Mêlant joyeusement l’art culinaire à celui des sons – la recette du Bigos (choucroute polonaise) figure dans son dernier album Inoculate? – Kasper T.Toeplitz (né en 1960) fait une musique qui s’ancre résolument dans le présent; accro à l’ordinateur dont il joue comme d’un instrument, il reste très attaché à sa basse électrique qu’il s’est fait construire sur mesure: interprète donc, mais aussi compositeur, musicien chercheur à l’affût de nouveaux concepts et de nouveaux concerts; il fonde son propre label de disques et s’engage dans la voie du son, à la croisée de l’électronique et de l’instrumental, là où va jaillir l’idée du sonore. Il revient pour nous sur son parcours et ses objectifs en matière de création.

ResMusica : Avant de vous « relier » à l’ordinateur, Kasper Toeplitz, vous avez composé de la musique instrumentale, un domaine où vous vous êtes d’ailleurs plusieurs fois illustré. Avez-vous eu une formation traditionnelle?
 : Très peu traditionnelle; je dirais même que je suis à 99 pour cent autodidacte. Je me suis engagé très tard dans la voie musicale, après plusieurs années d’étude de philosophie en faculté. J’écoutais bien sûr de la musique, du rock new-yorkais notamment, très « noise », qui me semblait s’émanciper des stéréotypes de la pop et du rock. J’ai pris quelques cours d’écriture au conservatoire du Xe avec Jean-Michel Bardez et quelques leçons magistrales, au Collège de France, avec Pierre Boulez. Mais le déclic s’est produit à l’écoute de la musique contemporaine (savante et écrite), celle de Penderecki, Ligeti et Scelsi puis Murail et Grisey, des musiques qui viennent d’une pensée électronique et qui me semblaient être délibérément tournées vers le présent, ouvertes au monde d’aujourd’hui.

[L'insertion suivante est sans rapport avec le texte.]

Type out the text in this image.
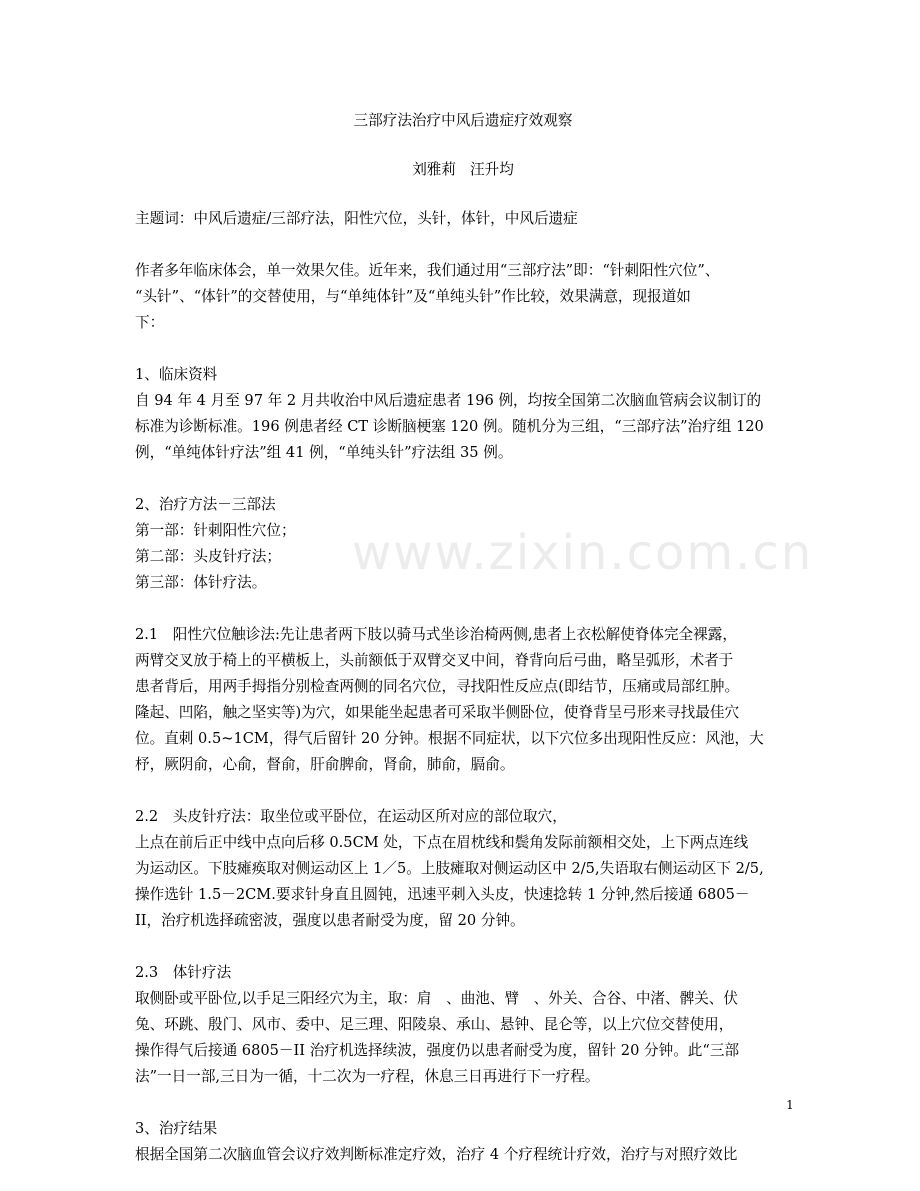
www.zixin.com.cn
三部疗法治疗中风后遗症疗效观察
刘雅莉 汪升均
主题词：中风后遗症/三部疗法，阳性穴位，头针，体针，中风后遗症

作者多年临床体会，单一效果欠佳。近年来，我们通过用“三部疗法”即：“针刺阳性穴位”、
“头针”、“体针”的交替使用，与“单纯体针”及“单纯头针”作比较，效果满意，现报道如
下：

1、临床资料
自 94 年 4 月至 97 年 2 月共收治中风后遗症患者 196 例，均按全国第二次脑血管病会议制订的
标准为诊断标准。196 例患者经 CT 诊断脑梗塞 120 例。随机分为三组，“三部疗法”治疗组 120
例，“单纯体针疗法”组 41 例，“单纯头针”疗法组 35 例。
2、治疗方法－三部法
第一部：针刺阳性穴位；
第二部：头皮针疗法；
第三部：体针疗法。
2.1　阳性穴位触诊法:先让患者两下肢以骑马式坐诊治椅两侧,患者上衣松解使脊体完全裸露，
两臂交叉放于椅上的平横板上，头前额低于双臂交叉中间，脊背向后弓曲，略呈弧形，术者于
患者背后，用两手拇指分别检查两侧的同名穴位，寻找阳性反应点(即结节，压痛或局部红肿。
隆起、凹陷，触之坚实等)为穴，如果能坐起患者可采取半侧卧位，使脊背呈弓形来寻找最佳穴
位。直刺 0.5~1CM，得气后留针 20 分钟。根据不同症状，以下穴位多出现阳性反应：风池，大
杼，厥阴俞，心俞，督俞，肝俞脾俞，肾俞，肺俞，膈俞。
2.2　头皮针疗法：取坐位或平卧位，在运动区所对应的部位取穴，
上点在前后正中线中点向后移 0.5CM 处，下点在眉枕线和鬓角发际前额相交处，上下两点连线
为运动区。下肢瘫痪取对侧运动区上 1／5。上肢瘫取对侧运动区中 2/5,失语取右侧运动区下 2/5,
操作选针 1.5－2CM.要求针身直且圆钝，迅速平刺入头皮，快速捻转 1 分钟,然后接通 6805－
II，治疗机选择疏密波，强度以患者耐受为度，留 20 分钟。
2.3　体针疗法
取侧卧或平卧位,以手足三阳经穴为主，取：肩　、曲池、臂　、外关、合谷、中渚、髀关、伏
兔、环跳、殷门、风市、委中、足三理、阳陵泉、承山、悬钟、昆仑等，以上穴位交替使用，
操作得气后接通 6805－II 治疗机选择续波，强度仍以患者耐受为度，留针 20 分钟。此“三部
法”一日一部,三日为一循，十二次为一疗程，休息三日再进行下一疗程。
3、治疗结果
根据全国第二次脑血管会议疗效判断标准定疗效，治疗 4 个疗程统计疗效，治疗与对照疗效比
1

RM : Vous mettez alors les bouchées double?
KT : J’arrête toute activité, même les plus lucratives, pour me consacrer à l’étude, lire les partitions, scruter les écritures, prendre des repères, avec l’idée très claire de devenir compositeur. Tout est allé assez vite puisque trois ans plus tard, en 1989, je remporte le concours « Opéra autrement », organisé par le centre Acanthes à Villeneuve les Avignon, avec mon premier ouvrage scénique, J’irai vers le Nord, j’irai dans la nuit polaire.

RM : Joli titre! De quoi s’agit-il?
KT : Je détenais là un sujet très porteur qui tourne autour de la poétesse américaine Sylvia Plath qui s’est suicidée en 1963, j’ai repris plusieurs textes d’elle que j’admire beaucoup et j’ai monté moi-même le livret en mettant en scène les morts multiples de l’héroïne; le spectacle inclut la danse, un univers qui m’est familier puisque ma mère est danseuse. Il y a 40 instruments sur scène, quatre chanteuses et une comédienne. L’opéra a été joué pendant une semaine sur la scène du théâtre de Villeneuve les Avignon puis a été repris à Paris.

RM : Dans la foulée, vous remportez un an plus tard le prix de composition de Besançon avec une pièce d’orchestre choisie pour être sur le pupitre des finalistes du concours des jeunes chefs d’orchestre. Vous semblez plutôt bien parti dans la carrière?
KT : J’ai énormément composé durant une dizaine d’années, de 89 à 99, ce qui m’a permis d’être édité par Ricordi: dix partitions d’orchestre, trois quatuors à cordes, des pièces pour ensemble instrumental qu’ont jouées les ensembles Accroche Note, TM+, l’Ensemble FA, Sillage … m’en tenant donc à la lutherie traditionnelle, sans électricité. J’ai engagé également des collaborations diverses, avec d’autres artistes et des écrivains comme François Bon: il lisait ses textes tandis que j’improvisais sur la basse électrique. J’avais aussi fondé un orchestre de guitares électriques, Sleaze Art qui me reliait plus intimement à mon instrument et me permettait sans doute d’appréhender le sonore autrement.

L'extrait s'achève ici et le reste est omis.